Not your 'usual suspects'
If you are looking for dividend income, chances are, BHP Billiton, Telstra Corporation Ltd (ASX: TLS) and Commonwealth Bank of Australia (ASX: CBA) shares were some of the first names to cross your mind. There's nothing wrong with their dividends. In fact, they look fantastic.
However, there are two reasons everyone invests in shares: dividend income and capital growth (that is, share price increases). Unfortunately, at today's share prices I truly believe many of the 'usual' blue-chip dividend shares lack the ability to grow their profits as fast as some smaller, nimbler, ASX companies.
As you'll read below there are risks and not every small-cap company is a standout buy. However, here are three ASX dividend shares you might consider adding to your watchlist today.

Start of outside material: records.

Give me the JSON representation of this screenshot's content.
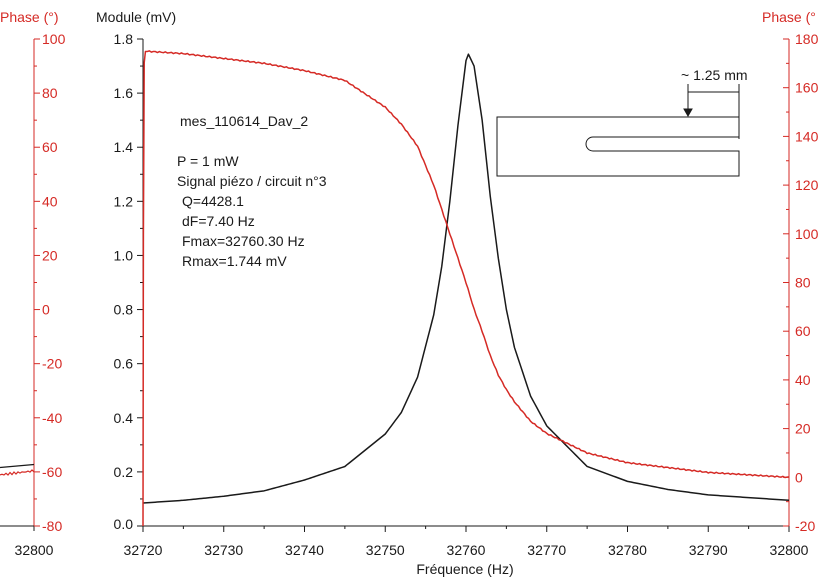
{
  "chart_data": {
    "type": "line",
    "left_panel": {
      "right_axis_ticks": [
        100,
        80,
        60,
        40,
        20,
        0,
        -20,
        -40,
        -60,
        -80
      ],
      "x_tick_label": "32800",
      "phase_tail_value": -60,
      "module_tail_value": 0.22
    },
    "xlabel": "Fréquence (Hz)",
    "ylabel_left": "Module (mV)",
    "ylabel_left_panel": "Phase (°)",
    "ylabel_right": "Phase (°",
    "xlim": [
      32720,
      32800
    ],
    "ylim_left": [
      0,
      1.8
    ],
    "ylim_right": [
      -20,
      180
    ],
    "x_ticks": [
      32720,
      32730,
      32740,
      32750,
      32760,
      32770,
      32780,
      32790,
      32800
    ],
    "y_ticks_left": [
      "0.0",
      "0.2",
      "0.4",
      "0.6",
      "0.8",
      "1.0",
      "1.2",
      "1.4",
      "1.6",
      "1.8"
    ],
    "y_ticks_right": [
      -20,
      0,
      20,
      40,
      60,
      80,
      100,
      120,
      140,
      160,
      180
    ],
    "series": [
      {
        "name": "Module",
        "axis": "left",
        "color": "#1a1a1a",
        "x": [
          32720,
          32725,
          32730,
          32735,
          32740,
          32745,
          32750,
          32752,
          32754,
          32756,
          32757,
          32758,
          32759,
          32760,
          32760.3,
          32761,
          32762,
          32763,
          32764,
          32765,
          32766,
          32768,
          32770,
          32775,
          32780,
          32785,
          32790,
          32795,
          32800
        ],
        "values": [
          0.085,
          0.095,
          0.11,
          0.13,
          0.17,
          0.22,
          0.34,
          0.42,
          0.55,
          0.78,
          0.96,
          1.2,
          1.48,
          1.72,
          1.744,
          1.7,
          1.5,
          1.22,
          0.99,
          0.8,
          0.66,
          0.48,
          0.37,
          0.22,
          0.165,
          0.135,
          0.115,
          0.105,
          0.095
        ]
      },
      {
        "name": "Phase",
        "axis": "right",
        "color": "#d52a25",
        "x": [
          32720,
          32720.05,
          32720.15,
          32720.3,
          32725,
          32730,
          32735,
          32740,
          32745,
          32750,
          32752,
          32754,
          32756,
          32757,
          32758,
          32759,
          32760,
          32761,
          32762,
          32763,
          32764,
          32765,
          32766,
          32768,
          32770,
          32775,
          32780,
          32785,
          32790,
          32795,
          32800
        ],
        "values": [
          -20,
          100,
          170,
          175,
          174,
          172,
          170,
          167,
          163,
          152,
          145,
          136,
          120,
          110,
          100,
          90,
          80,
          69,
          60,
          50,
          42,
          36,
          31,
          23,
          18,
          10,
          6,
          4,
          2,
          1,
          0
        ]
      }
    ],
    "annotations": {
      "title": "mes_110614_Dav_2",
      "params": [
        "P = 1 mW",
        "Signal piézo / circuit n°3",
        "Q=4428.1",
        "dF=7.40 Hz",
        "Fmax=32760.30 Hz",
        "Rmax=1.744 mV"
      ],
      "dimension": "~ 1.25 mm"
    },
    "grid": false
  }
}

3 ASX dividend shares you've never heard of
1. Gentrack Group: Gentrack is a $250 million Kiwi software company, specialising in developing systems for large utilities and airports. The sticky nature of its contracts means Gentrack's revenue is quite reliable, enabling it to pay a big percentage (currently 85%) of its profits as dividends to shareholders. Its shares currently yield a dividend of 3.16%.
2. BWP Trust: BWP owns some of the properties underlying major retail businesses like Bunnings Warehouse and Harvey Norman Holdings Limited (ASX: HVN). It collects rents from these tenants and pays a dividend to shareholders. Despite BWP's simple business model and consistent revenue stream, however, the company is not risk-free. For example, it is subject to movements in interest rates and property prices. Nonetheless, in the year ahead analysts are forecasting a 6% dividend.

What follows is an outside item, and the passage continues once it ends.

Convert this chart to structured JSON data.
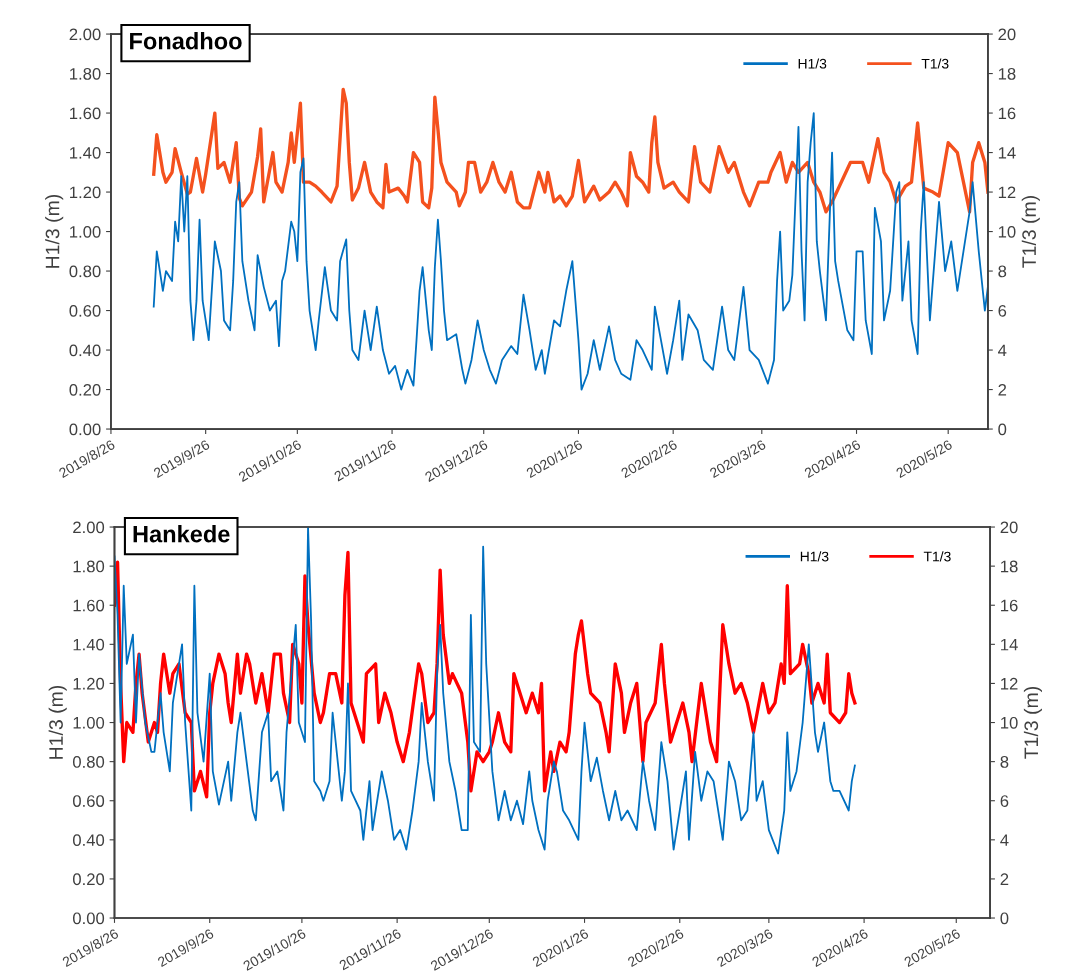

3. Thorn Group: You may not have heard of Thorn Group, but chances are you've heard of its subsidiary, Radio Rentals. The company is a specialist in short-term financing, loans and cash flow management. Recently, the company was forced to make a provision for potential compensation associated with poor lending practices, which may affect its final dividend payment. Nonetheless, analysts continue to forecast annual dividends of more than 6% in the year ahead.
Buy, Hold or Sell
Investing in smaller companies is not for everyone. Sometimes their share prices can dance all over the place for no reason at all, and their dividends are not as reliable as payments from the likes of Telstra. However, with a view to the long-term, we should all be looking to add some quality small-caps to our watchlists.
From these three shares, Gentrack is the only company I'd buy at today's prices. However, both Thorn and BWP are tempting at these levels.